Lithium simulates all physical components of a FoundationDB system, beginning with the number and type of machines in the cluster. For example, Lithium models drive performance on each machine, including drive space and the possibility of the drive filling up. Lithium also models the network, allowing a small amount of code to specify delivery of packets.
We use Lithium to simulate failures modes at the network, machine, and datacenter levels, including connection failures, degradation of machine performance, machine shutdowns or reboots, machines coming back from the dead, etc. We stress-test all of these failure modes, failing machines at very short intervals, inducing unusually severe loads, and delaying communications channels.
For a while, there was an informal competition within the engineering team to design failures that found the toughest bugs and issues the most easily. After a period of one-upsmanship, the reigning champion is called "swizzle-clogging". To swizzle-clog, you first pick a random subset of nodes in the cluster. Then, you "clog" (stop) each of their network connections one by one over a few seconds. Finally, you unclog them in a random order, again one by one, until they are all up. This pattern seems to be particularly good at finding deep issues that only happen in the rarest real-world cases.
Lithium's success has surpassed our expectation and has been vital to our engineering team. It seems unlikely that we would have been able to build FoundationDB without this technology.
In addition to simulation, we continually run systematic performance tests on FoundationDB. Every night, we run an automated suite of performance tests using our "Circus" environment.
For each Circus test, we specify the characteristics of the database to be used, e.g., 2 billion key-value pairs with 16 byte keys and randomly generated 8-100 byte values. The test selects the workloads to run and the cluster to run them on. Workloads specify the characteristics and proportions of reads and writes to be performed. (See our Performance page for representative examples.) A test can run workloads either in parallel or sequentially. Workloads are specified using the same code as for simulation, which benefits the productivity of our testing.
This process give us a daily comparison of the performance of the current code base to previous days. Performance is measured across many dimensions derived from the output of many tests. Our data exploration technology allows this output to be graphically explored, with the ability to isolate and examine key performance indicators.

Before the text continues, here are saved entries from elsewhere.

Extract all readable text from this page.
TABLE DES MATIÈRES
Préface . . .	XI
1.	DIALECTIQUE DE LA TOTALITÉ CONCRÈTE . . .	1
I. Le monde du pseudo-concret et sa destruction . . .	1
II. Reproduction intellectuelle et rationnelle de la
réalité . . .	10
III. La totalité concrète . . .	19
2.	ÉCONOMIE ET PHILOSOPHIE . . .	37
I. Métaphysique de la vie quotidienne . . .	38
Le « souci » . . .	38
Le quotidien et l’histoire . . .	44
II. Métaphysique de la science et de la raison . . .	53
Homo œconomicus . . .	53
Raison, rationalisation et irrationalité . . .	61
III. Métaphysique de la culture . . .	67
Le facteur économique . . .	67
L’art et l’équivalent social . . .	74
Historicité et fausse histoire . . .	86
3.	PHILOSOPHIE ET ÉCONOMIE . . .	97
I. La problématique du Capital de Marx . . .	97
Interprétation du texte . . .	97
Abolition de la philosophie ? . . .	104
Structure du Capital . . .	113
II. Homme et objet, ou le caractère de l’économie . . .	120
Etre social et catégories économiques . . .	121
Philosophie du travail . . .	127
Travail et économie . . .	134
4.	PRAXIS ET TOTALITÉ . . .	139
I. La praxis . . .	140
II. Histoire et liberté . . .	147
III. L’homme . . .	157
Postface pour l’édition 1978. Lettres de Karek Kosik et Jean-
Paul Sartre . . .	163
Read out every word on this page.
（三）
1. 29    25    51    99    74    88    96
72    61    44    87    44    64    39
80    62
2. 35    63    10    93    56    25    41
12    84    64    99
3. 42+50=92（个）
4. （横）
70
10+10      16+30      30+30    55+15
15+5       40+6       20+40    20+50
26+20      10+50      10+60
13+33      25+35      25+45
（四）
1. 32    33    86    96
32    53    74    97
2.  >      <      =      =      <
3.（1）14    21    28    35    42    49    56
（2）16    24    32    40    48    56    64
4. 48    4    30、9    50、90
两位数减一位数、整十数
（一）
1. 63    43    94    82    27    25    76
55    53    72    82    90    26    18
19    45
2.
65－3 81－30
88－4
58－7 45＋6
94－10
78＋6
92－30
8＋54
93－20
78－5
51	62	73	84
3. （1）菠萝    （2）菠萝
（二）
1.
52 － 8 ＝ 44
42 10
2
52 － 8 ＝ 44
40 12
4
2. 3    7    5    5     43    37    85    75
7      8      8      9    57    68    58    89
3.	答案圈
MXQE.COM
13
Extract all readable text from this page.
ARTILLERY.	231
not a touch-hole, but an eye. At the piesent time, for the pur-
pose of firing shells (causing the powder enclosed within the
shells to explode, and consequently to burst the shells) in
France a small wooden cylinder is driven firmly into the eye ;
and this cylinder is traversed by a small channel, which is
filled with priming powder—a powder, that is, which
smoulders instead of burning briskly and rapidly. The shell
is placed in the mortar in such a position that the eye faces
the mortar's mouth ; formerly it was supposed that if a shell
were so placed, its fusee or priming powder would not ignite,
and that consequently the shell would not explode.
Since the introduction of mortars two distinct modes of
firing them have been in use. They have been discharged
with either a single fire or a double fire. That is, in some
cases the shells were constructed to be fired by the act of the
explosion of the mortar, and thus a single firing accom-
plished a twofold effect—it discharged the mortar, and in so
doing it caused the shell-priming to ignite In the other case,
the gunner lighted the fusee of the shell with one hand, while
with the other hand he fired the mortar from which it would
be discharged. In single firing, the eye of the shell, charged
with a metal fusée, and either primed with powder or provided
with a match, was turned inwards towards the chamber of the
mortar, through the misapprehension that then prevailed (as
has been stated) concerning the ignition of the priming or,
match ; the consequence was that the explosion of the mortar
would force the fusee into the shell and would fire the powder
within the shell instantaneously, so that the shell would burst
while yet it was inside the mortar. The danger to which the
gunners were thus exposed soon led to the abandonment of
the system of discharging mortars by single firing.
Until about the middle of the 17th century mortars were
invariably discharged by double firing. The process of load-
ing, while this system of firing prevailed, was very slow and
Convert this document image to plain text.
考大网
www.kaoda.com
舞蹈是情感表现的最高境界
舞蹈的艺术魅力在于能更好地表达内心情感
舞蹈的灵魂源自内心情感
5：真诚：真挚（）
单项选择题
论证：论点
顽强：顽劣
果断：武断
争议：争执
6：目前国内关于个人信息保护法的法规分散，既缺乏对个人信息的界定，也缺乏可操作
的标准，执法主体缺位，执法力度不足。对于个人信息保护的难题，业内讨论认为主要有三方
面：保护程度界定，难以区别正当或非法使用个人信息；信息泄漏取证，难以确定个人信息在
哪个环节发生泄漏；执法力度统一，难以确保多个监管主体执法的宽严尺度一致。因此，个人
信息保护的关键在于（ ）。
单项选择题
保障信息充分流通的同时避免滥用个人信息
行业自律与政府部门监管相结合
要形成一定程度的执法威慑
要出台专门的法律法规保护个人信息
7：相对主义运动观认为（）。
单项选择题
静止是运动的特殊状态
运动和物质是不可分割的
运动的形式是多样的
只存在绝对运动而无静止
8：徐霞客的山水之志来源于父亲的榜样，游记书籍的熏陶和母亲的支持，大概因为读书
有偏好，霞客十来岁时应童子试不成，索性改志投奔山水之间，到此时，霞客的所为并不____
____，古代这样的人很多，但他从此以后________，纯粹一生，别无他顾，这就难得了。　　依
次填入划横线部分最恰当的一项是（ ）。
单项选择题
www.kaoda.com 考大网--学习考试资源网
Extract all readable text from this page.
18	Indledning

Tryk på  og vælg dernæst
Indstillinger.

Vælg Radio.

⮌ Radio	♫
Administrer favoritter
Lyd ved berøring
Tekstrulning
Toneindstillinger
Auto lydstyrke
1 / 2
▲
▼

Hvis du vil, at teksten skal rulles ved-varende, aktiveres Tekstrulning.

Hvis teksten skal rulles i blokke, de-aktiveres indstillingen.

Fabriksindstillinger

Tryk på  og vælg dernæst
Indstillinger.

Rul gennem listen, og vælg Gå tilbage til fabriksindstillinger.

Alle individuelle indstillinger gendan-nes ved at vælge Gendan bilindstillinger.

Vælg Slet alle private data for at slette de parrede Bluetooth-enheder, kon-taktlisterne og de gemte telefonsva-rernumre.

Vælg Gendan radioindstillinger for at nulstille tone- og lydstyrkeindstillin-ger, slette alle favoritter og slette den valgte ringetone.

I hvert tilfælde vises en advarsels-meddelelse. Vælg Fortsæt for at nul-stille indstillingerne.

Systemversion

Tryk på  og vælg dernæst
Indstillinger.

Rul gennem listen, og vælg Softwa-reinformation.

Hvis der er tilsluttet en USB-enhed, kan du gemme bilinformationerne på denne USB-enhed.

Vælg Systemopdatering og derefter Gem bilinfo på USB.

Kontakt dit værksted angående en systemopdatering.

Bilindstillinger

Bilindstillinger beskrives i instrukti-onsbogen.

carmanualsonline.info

As the final leg of our testing regime, we validate that the correctness results demonstrated in simulation can be replicated in a real-world system. For this purpose, we expose FoundationDB to actual hardware failures on our "Quicksand" system, designed to be the worst cluster ever. Quicksand is a heterogeneous cluster running different Linux distributions, kernel versions, file systems, and SSDs. Quicksand runs 24/7, randomly inducing failures by powering down machines, powering down switches, creating network partitions, freezing processes for random durations, filling up drive space, etc. Periodically, the test output is checked to verify that all data guarantees have been maintained throughout the failures.
As a rough measure of the effectiveness of our simulation testing framework, Quicksand has only ever found one bug. This bug was in Apache Zookeeper, which we used but couldn't simulate exactly because it is not written with the Flow language and framework. Though the original bug is now fixed, in response to this risk we eliminated Zookeeper from our code base, instead implementing our own disk-based Paxos algorithms for coordination.